Memory Size. Student architectures (S, M, MV) show a \(1000{\times }\) to \(7000{\times }\) reduction of memory size compared to teachers (Table 2). The \(MV_{+\text {gaze}}^3\) student with only 284,850 parameters achieves an average accuracy of 0.85, close to its teacher model \(\mathcal {T}_{\times \text {gaze}}\) (0.90), and higher than \(\mathcal {T}_{+\text {gaze}}\) (0.79) and \(\mathcal {T}\) without gaze (0.73). Similar gains are seen for other students as well (Fig. 3). The MobileNet model M (738,658 parameters, 270 kB) trained with distillation from \(\mathcal {T}_{\times \text {gaze}}\) attains accuracy (0.79) comparable to \(\mathcal {T}_{+\text {gaze}}\) and higher than \(\mathcal {T}\). Due to element-wise product operations, \(\mathcal {T}_{\times \text {gaze}}\) has a higher number of parameters than \(\mathcal {T}_{+\text {gaze}}\).

Model Efficiency.

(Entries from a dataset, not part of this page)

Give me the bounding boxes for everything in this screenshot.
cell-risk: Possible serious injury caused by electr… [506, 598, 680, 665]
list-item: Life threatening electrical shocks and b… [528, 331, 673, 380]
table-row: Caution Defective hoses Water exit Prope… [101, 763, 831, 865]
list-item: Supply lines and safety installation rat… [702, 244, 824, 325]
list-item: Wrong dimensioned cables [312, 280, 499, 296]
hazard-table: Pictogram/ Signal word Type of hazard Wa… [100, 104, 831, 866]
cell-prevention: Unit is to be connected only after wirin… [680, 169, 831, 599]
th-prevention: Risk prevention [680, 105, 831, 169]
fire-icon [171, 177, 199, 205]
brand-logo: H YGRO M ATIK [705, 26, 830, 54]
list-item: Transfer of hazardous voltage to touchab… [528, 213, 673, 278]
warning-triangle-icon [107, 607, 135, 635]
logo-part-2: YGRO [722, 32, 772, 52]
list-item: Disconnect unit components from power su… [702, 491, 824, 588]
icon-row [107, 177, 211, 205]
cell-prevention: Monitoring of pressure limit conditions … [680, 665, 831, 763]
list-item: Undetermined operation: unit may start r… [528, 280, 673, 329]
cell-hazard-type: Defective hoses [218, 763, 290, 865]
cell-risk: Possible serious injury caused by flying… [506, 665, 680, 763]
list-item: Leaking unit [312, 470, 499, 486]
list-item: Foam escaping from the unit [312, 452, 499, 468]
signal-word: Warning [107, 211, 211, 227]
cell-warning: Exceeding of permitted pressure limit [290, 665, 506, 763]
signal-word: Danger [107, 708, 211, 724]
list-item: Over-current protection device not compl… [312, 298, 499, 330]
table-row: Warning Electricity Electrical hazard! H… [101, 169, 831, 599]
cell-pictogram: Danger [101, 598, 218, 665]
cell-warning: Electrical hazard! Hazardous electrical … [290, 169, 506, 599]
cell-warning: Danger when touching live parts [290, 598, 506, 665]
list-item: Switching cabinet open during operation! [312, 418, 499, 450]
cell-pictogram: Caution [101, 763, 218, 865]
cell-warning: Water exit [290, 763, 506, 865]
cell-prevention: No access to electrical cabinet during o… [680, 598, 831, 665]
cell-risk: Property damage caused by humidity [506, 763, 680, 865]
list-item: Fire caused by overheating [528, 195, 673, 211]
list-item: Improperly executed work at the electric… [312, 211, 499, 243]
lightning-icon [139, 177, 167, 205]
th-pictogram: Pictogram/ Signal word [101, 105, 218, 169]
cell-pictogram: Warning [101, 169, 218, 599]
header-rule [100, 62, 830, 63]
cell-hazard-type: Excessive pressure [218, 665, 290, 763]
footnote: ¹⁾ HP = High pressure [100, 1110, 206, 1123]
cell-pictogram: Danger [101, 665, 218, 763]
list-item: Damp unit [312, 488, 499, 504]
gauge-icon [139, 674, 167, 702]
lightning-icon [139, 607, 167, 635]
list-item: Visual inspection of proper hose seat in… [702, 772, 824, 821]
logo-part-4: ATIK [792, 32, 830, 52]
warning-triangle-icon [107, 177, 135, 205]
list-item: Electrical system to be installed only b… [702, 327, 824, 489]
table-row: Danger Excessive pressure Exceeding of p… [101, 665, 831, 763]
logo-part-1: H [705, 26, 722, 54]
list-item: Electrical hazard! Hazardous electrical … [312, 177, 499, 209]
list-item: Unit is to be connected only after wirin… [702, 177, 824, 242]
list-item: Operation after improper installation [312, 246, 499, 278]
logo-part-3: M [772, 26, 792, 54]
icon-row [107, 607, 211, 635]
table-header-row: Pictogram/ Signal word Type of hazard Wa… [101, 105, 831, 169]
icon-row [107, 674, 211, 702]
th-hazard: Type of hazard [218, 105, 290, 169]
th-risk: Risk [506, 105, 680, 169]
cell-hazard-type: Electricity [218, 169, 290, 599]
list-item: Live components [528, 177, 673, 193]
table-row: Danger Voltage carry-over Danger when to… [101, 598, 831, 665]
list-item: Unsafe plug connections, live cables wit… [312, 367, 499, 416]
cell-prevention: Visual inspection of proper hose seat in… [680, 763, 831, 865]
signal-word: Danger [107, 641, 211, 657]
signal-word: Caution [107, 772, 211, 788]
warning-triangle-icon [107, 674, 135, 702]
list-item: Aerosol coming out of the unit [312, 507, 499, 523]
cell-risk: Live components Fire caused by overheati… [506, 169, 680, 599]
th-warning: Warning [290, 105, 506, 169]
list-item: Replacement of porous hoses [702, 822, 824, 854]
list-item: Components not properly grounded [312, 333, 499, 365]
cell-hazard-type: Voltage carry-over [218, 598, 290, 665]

To evaluate model efficiency as a trade-off between accuracy a, number of parameters p and computational cost c, we estimated the NetScore metric \(\Omega =20\log \left( a^{\delta }p^{-\epsilon }c^{-\phi }\right) \) proposed in [16]. We provide other model data in Table 2 for completeness. Based on [16] we set \({\delta }=2\), \({\epsilon }=0.5\) and \({\phi }=0.5\). For computational cost c, we use the number of FLOP instead of multiply-accumulate (MAC) operations in [16] because FLOP includes overheads such as pooling and activation beyond dot product and convolution operations. We report MFLOP (million FLOP) and NetScore values in Table 2. The units of a, p, c in \(\Omega \) are percent, millions of parameters and MFLOP. The best NetScore is obtained by \(MV_{\times \text {gaze}}^3\), the most compact model with the highest accuracy.

The best performing reduced models achieve within 5% of the accuracy of full models with 1000\({\times }\) fewer parameters. The reduction of memory footprint and inference times make them very attractive for deployment in a clinical setting on equipments with lower computational power.

4 Conclusions

We proposed Perception and Transfer for Reduced Architectures as a general framework to train compact models with knowledge transfer from traditional large deep learning models using gaze tracking information to condition the solution without requiring such information at runtime. For the tasks of fetal abdomen, femur and head detection, compact model had an accuracy close to that of the large models, while having a much lower memory requirement. We found intermediate knowledge transfer to be more efficient when applied deeper in the networks. This is a proof-of-concept of human knowledge-assisted model compression for image analysis and the concept could be used for other modalities.